Siamo confrontati, per l’ennesima volta e sempre più spesso ultimamente, con due approcci opposti all’ambiente naturale: uno che vorrebbe esaltarne la natura intatta, ostile nei confronti di chi la vive rispettandone le leggi fondamentali, presidiandola e ricavandone gli interessi senza intaccarne il capitale; l’altro che desidera promuovere e occuparsi giornalmente del paesaggio, frutto di un secolare equilibrio e rispettoso fra natura e cultura, evitando che l’inselvatichimento la faccia da padrone e privilegiando invece ambiti socio-economici di nicchia e qualità. Noi dobbiamo privilegiare questa seconda visione della montagna, in cui l’aspetto culturale e tradizionale non sia sacrificato sull’altare della natura selvaggia e museificata, che nulla ha a che vedere con la nostra storia e la volontà di continuare a dare valore e dignità a queste zone periferiche già in difficoltà.
Come si fa a non capire che la massiccia presenza del lupo, che mi chiedo perché sia ancora una specie protetta, porterà all’estinzione dell’agricoltura di montagna? E che in alta montagna sia impossibile, come vorrebbero i burocratici e gli ambientalisti da salotto, procedere con le misure di protezione delle greggi? O ancora, parallelamente, come propone l’ iniziativa in gioco, che proteggere in maniera tassativa il 30% del nostro paese per preservare e promuovere la biodiversità colpirebbe duramente il settore agricolo, imponendo un’incoerente importazione dall’estero di cibo e prodotti? Incredibile. Oggi – e giustamente! – si fa già tanto per la biodiversità. Ciò deve continuare, considerando con sensibilità ed equilibro esigenze umane e sviluppo della natura. Senza eccessive pretese e limitazioni controproducenti. È ovvio, quindi, che voterò NO all’iniziativa sulla biodiversità.
Quando si parla di ambiente naturale sento spesso dire che l’uomo non sia a casa sua e che tutto debba essere lasciato alla spontaneità e agli animali. Ossia, ad esempio, che il lupo si troverebbe nel suo habitat ed invece l’essere umano sarebbe un intruso. La storia invece insegna che l’attività umana si è sempre spinta fin sulle alte vette: queste ultime, infatti, sono disseminate di tracce antropiche funzionali ai bisogni fondamentali dell’uomo, aromoniosamenrte inserite nel paesaggio e figlie di una vita di transumanze, volte a favorire le attività di alpicoltura e di pastorizia.

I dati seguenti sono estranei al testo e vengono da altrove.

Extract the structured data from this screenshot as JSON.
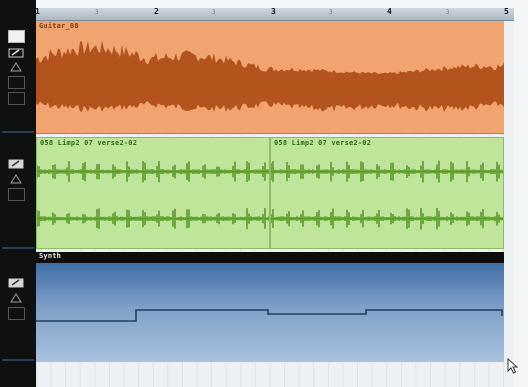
{
  "ruler": {
    "bars": [
      "1",
      "2",
      "3",
      "4",
      "5"
    ],
    "beats": [
      "3",
      "3",
      "3",
      "3"
    ]
  },
  "tracks": {
    "guitar": {
      "clip_name": "Guitar_08"
    },
    "loop": {
      "clip1_name": "058 Limp2 07 verse2-02",
      "clip2_name": "058 Limp2 07 verse2-02"
    },
    "synth": {
      "clip_name": "Synth"
    }
  },
  "colors": {
    "guitar_clip": "#f1a46f",
    "guitar_wave": "#b4541d",
    "loop_clip": "#bfe59a",
    "loop_wave": "#5a9a2a",
    "synth_clip": "#6f93c0",
    "synth_line": "#1e3e63"
  },
  "icons": [
    "track-toggle-square-icon",
    "track-edit-icon",
    "mouse-cursor-icon"
  ]
}
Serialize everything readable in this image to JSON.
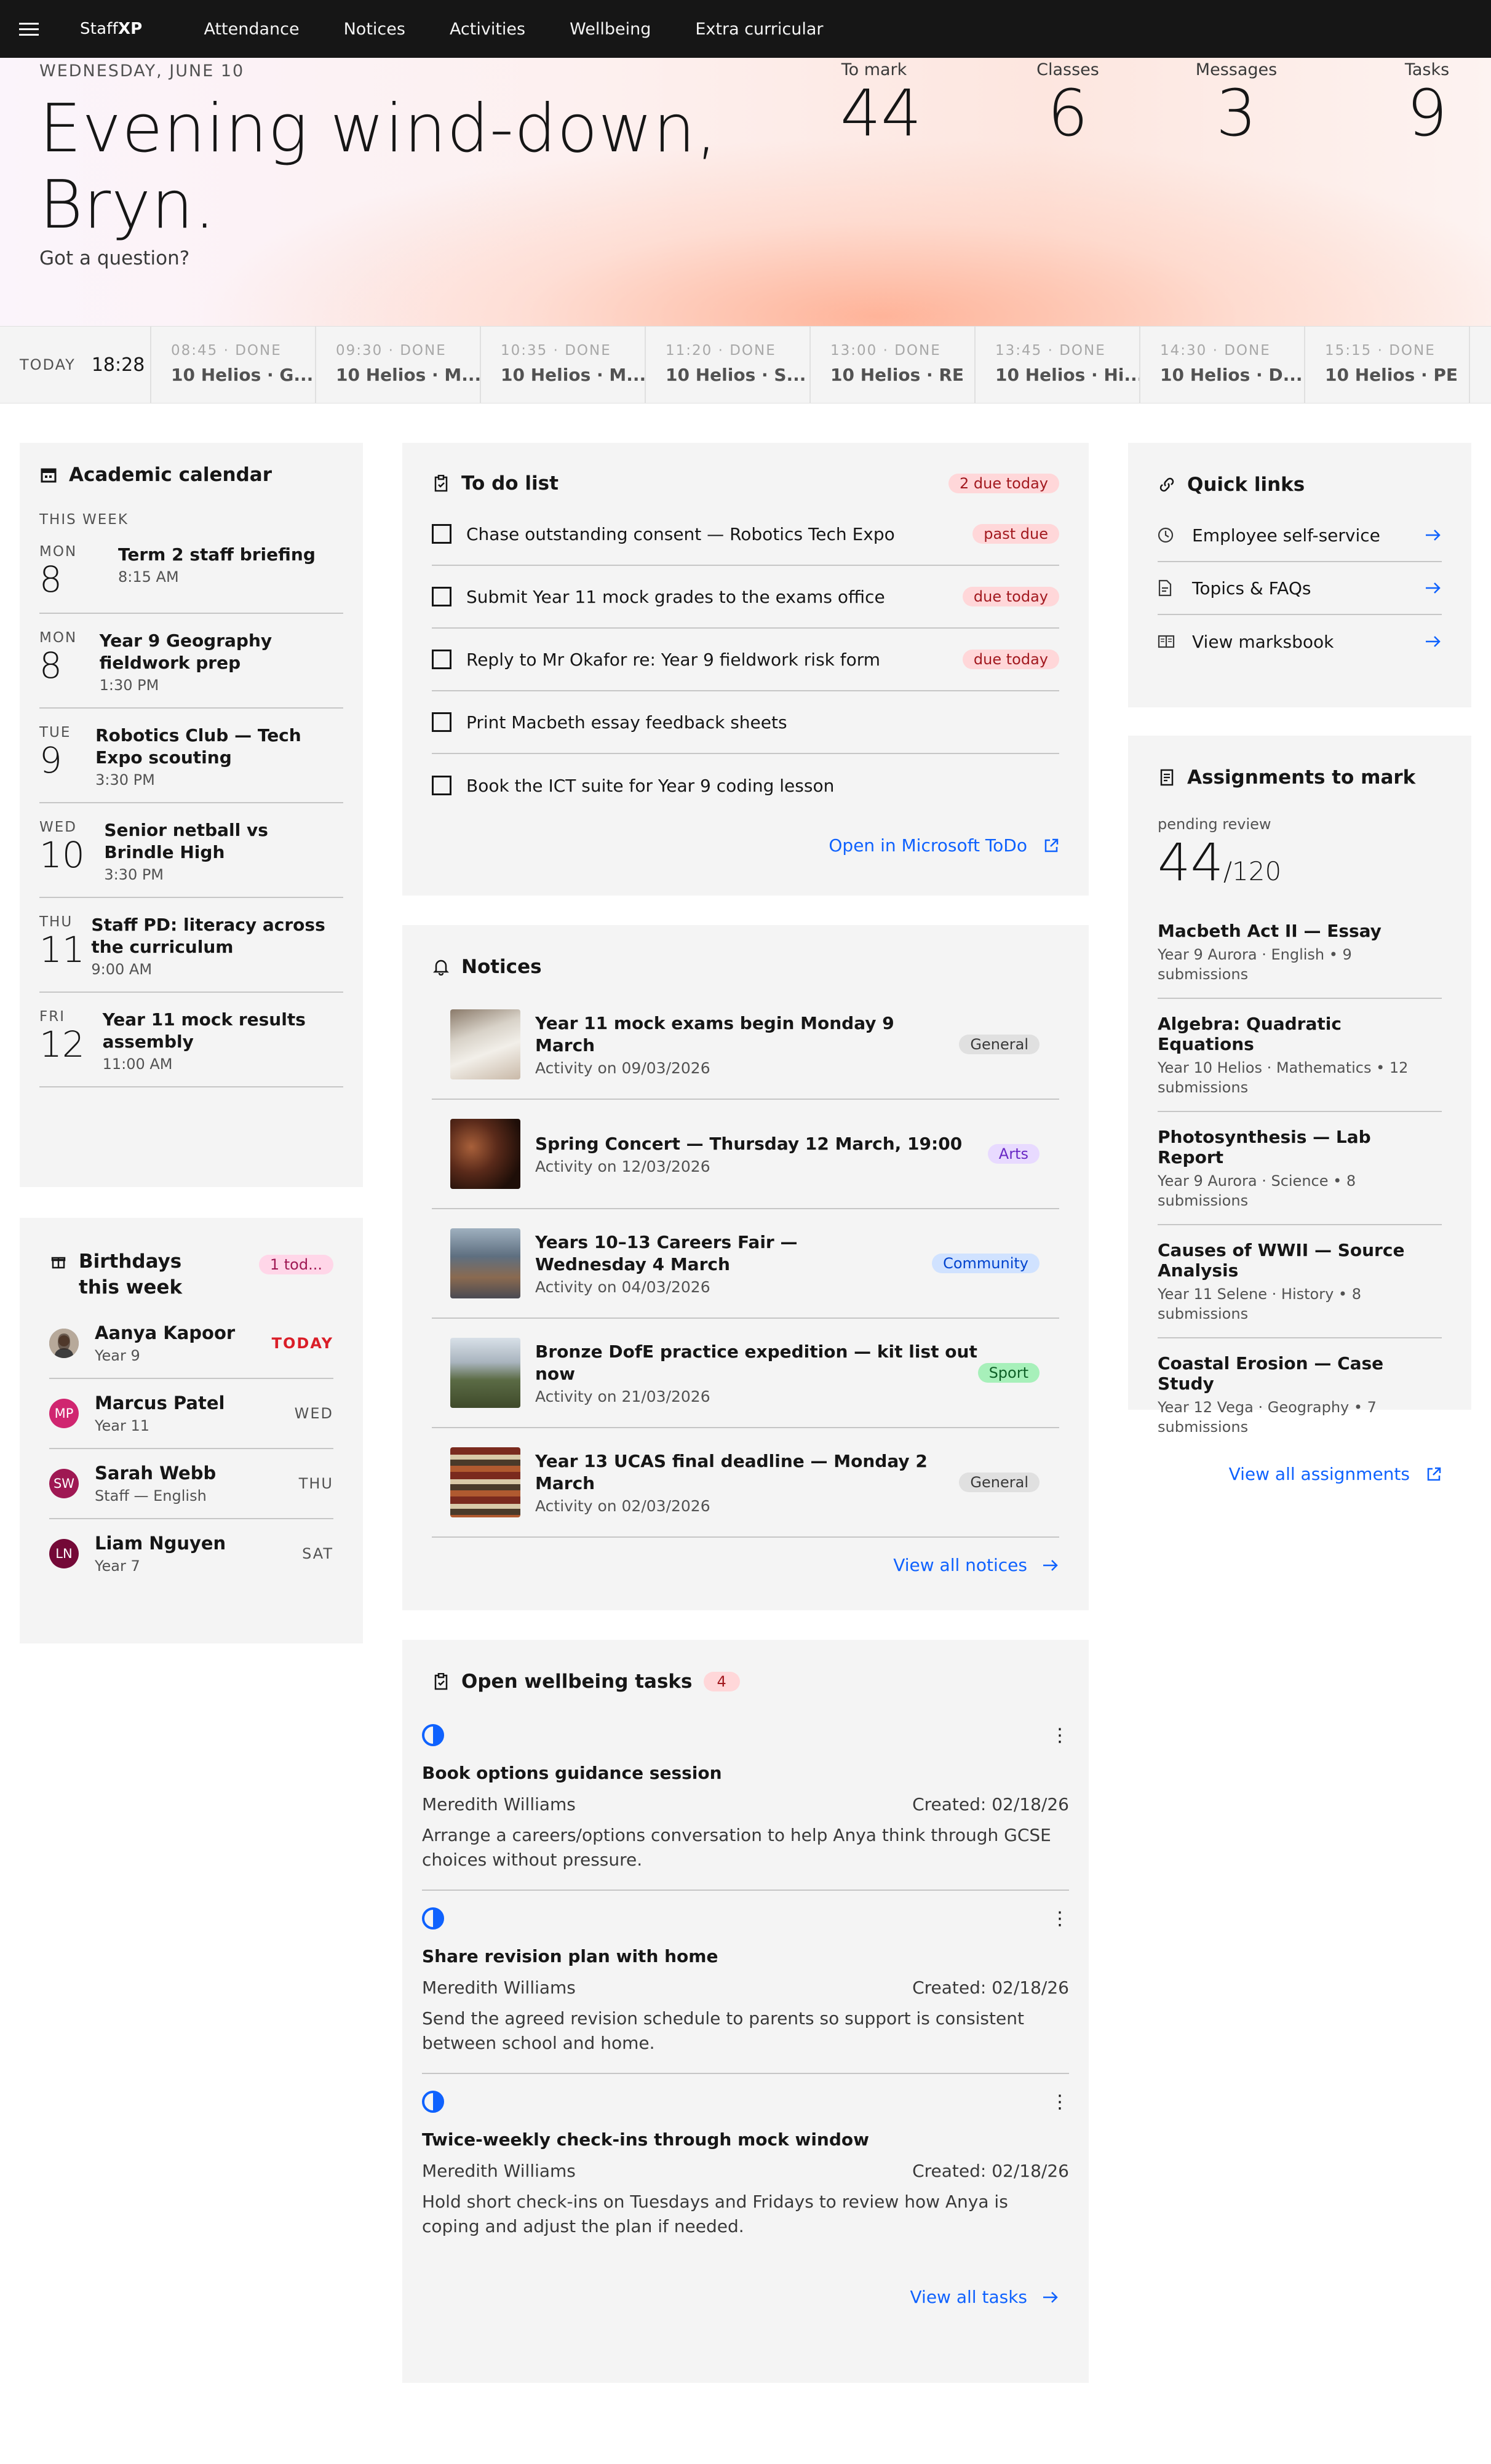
{
  "nav": {
    "brand_prefix": "Staff",
    "brand_bold": "XP",
    "items": [
      "Attendance",
      "Notices",
      "Activities",
      "Wellbeing",
      "Extra curricular"
    ]
  },
  "hero": {
    "date": "WEDNESDAY, JUNE 10",
    "greeting_line1": "Evening wind-down,",
    "greeting_line2": "Bryn.",
    "question_link": "Got a question?",
    "stats": [
      {
        "label": "To mark",
        "value": "44"
      },
      {
        "label": "Classes",
        "value": "6"
      },
      {
        "label": "Messages",
        "value": "3"
      },
      {
        "label": "Tasks",
        "value": "9"
      }
    ]
  },
  "schedule": {
    "today_label": "TODAY",
    "current_time": "18:28",
    "slots": [
      {
        "status": "08:45 · DONE",
        "class": "10 Helios · G..."
      },
      {
        "status": "09:30 · DONE",
        "class": "10 Helios · M..."
      },
      {
        "status": "10:35 · DONE",
        "class": "10 Helios · M..."
      },
      {
        "status": "11:20 · DONE",
        "class": "10 Helios · S..."
      },
      {
        "status": "13:00 · DONE",
        "class": "10 Helios · RE"
      },
      {
        "status": "13:45 · DONE",
        "class": "10 Helios · Hi..."
      },
      {
        "status": "14:30 · DONE",
        "class": "10 Helios · D..."
      },
      {
        "status": "15:15 · DONE",
        "class": "10 Helios · PE"
      }
    ]
  },
  "calendar": {
    "title": "Academic calendar",
    "week_label": "THIS WEEK",
    "events": [
      {
        "dow": "MON",
        "day": "8",
        "title": "Term 2 staff briefing",
        "time": "8:15 AM"
      },
      {
        "dow": "MON",
        "day": "8",
        "title": "Year 9 Geography fieldwork prep",
        "time": "1:30 PM"
      },
      {
        "dow": "TUE",
        "day": "9",
        "title": "Robotics Club — Tech Expo scouting",
        "time": "3:30 PM"
      },
      {
        "dow": "WED",
        "day": "10",
        "title": "Senior netball vs Brindle High",
        "time": "3:30 PM"
      },
      {
        "dow": "THU",
        "day": "11",
        "title": "Staff PD: literacy across the curriculum",
        "time": "9:00 AM"
      },
      {
        "dow": "FRI",
        "day": "12",
        "title": "Year 11 mock results assembly",
        "time": "11:00 AM"
      }
    ]
  },
  "birthdays": {
    "title": "Birthdays this week",
    "badge": "1 tod...",
    "people": [
      {
        "initials": "",
        "name": "Aanya Kapoor",
        "sub": "Year 9",
        "when": "TODAY",
        "color": "#8d8d8d"
      },
      {
        "initials": "MP",
        "name": "Marcus Patel",
        "sub": "Year 11",
        "when": "WED",
        "color": "#d02670"
      },
      {
        "initials": "SW",
        "name": "Sarah Webb",
        "sub": "Staff — English",
        "when": "THU",
        "color": "#9f1853"
      },
      {
        "initials": "LN",
        "name": "Liam Nguyen",
        "sub": "Year 7",
        "when": "SAT",
        "color": "#740937"
      }
    ]
  },
  "todo": {
    "title": "To do list",
    "badge": "2 due today",
    "items": [
      {
        "text": "Chase outstanding consent — Robotics Tech Expo",
        "tag": "past due"
      },
      {
        "text": "Submit Year 11 mock grades to the exams office",
        "tag": "due today"
      },
      {
        "text": "Reply to Mr Okafor re: Year 9 fieldwork risk form",
        "tag": "due today"
      },
      {
        "text": "Print Macbeth essay feedback sheets",
        "tag": ""
      },
      {
        "text": "Book the ICT suite for Year 9 coding lesson",
        "tag": ""
      }
    ],
    "open_link": "Open in Microsoft ToDo"
  },
  "notices": {
    "title": "Notices",
    "items": [
      {
        "title": "Year 11 mock exams begin Monday 9 March",
        "sub": "Activity on 09/03/2026",
        "tag": "General",
        "tag_style": "gray",
        "thumb": "exam-papers"
      },
      {
        "title": "Spring Concert — Thursday 12 March, 19:00",
        "sub": "Activity on 12/03/2026",
        "tag": "Arts",
        "tag_style": "purple",
        "thumb": "orchestra"
      },
      {
        "title": "Years 10–13 Careers Fair — Wednesday 4 March",
        "sub": "Activity on 04/03/2026",
        "tag": "Community",
        "tag_style": "blue",
        "thumb": "fair-crowd"
      },
      {
        "title": "Bronze DofE practice expedition — kit list out now",
        "sub": "Activity on 21/03/2026",
        "tag": "Sport",
        "tag_style": "green",
        "thumb": "mountains"
      },
      {
        "title": "Year 13 UCAS final deadline — Monday 2 March",
        "sub": "Activity on 02/03/2026",
        "tag": "General",
        "tag_style": "gray",
        "thumb": "books"
      }
    ],
    "view_all": "View all notices"
  },
  "wellbeing": {
    "title": "Open wellbeing tasks",
    "count": "4",
    "tasks": [
      {
        "title": "Book options guidance session",
        "owner": "Meredith Williams",
        "created": "Created: 02/18/26",
        "desc": "Arrange a careers/options conversation to help Anya think through GCSE choices without pressure."
      },
      {
        "title": "Share revision plan with home",
        "owner": "Meredith Williams",
        "created": "Created: 02/18/26",
        "desc": "Send the agreed revision schedule to parents so support is consistent between school and home."
      },
      {
        "title": "Twice-weekly check-ins through mock window",
        "owner": "Meredith Williams",
        "created": "Created: 02/18/26",
        "desc": "Hold short check-ins on Tuesdays and Fridays to review how Anya is coping and adjust the plan if needed."
      }
    ],
    "view_all": "View all tasks"
  },
  "quick_links": {
    "title": "Quick links",
    "items": [
      {
        "label": "Employee self-service",
        "icon": "clock-icon"
      },
      {
        "label": "Topics & FAQs",
        "icon": "document-icon"
      },
      {
        "label": "View marksbook",
        "icon": "book-icon"
      }
    ]
  },
  "assignments": {
    "title": "Assignments to mark",
    "pending_label": "pending review",
    "pending": "44",
    "total": "/120",
    "items": [
      {
        "title": "Macbeth Act II — Essay",
        "sub": "Year 9 Aurora · English • 9 submissions"
      },
      {
        "title": "Algebra: Quadratic Equations",
        "sub": "Year 10 Helios · Mathematics • 12 submissions"
      },
      {
        "title": "Photosynthesis — Lab Report",
        "sub": "Year 9 Aurora · Science • 8 submissions"
      },
      {
        "title": "Causes of WWII — Source Analysis",
        "sub": "Year 11 Selene · History • 8 submissions"
      },
      {
        "title": "Coastal Erosion — Case Study",
        "sub": "Year 12 Vega · Geography • 7 submissions"
      }
    ],
    "view_all": "View all assignments"
  }
}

Queste ultime sono ormai messe in ginocchio dalla presenza sconsiderata di lupi e da mentalità fuorvianti che privilegiano la natura selvaggia anziché la corretta convivenza tra attività umane e natura. Bisogna combattere l’ideologia, soprattutto cittadina, che decanta il mito della natura selvaggia: le Alpi – come da sempre sostiene l’antropologo italiano Annibale Salsa, profondo conoscitore del mondo alpino – “non sono selvagge, ma derivano dall’interazione tra la componente naturale e quella umana.” Chi ha davvero a cuore il futuro di queste zone deve dunque privilegiare un approccio culturale alla montagna, che sviluppi una simbiosi tra uomo e natura, senza ideologismi ed estremismi.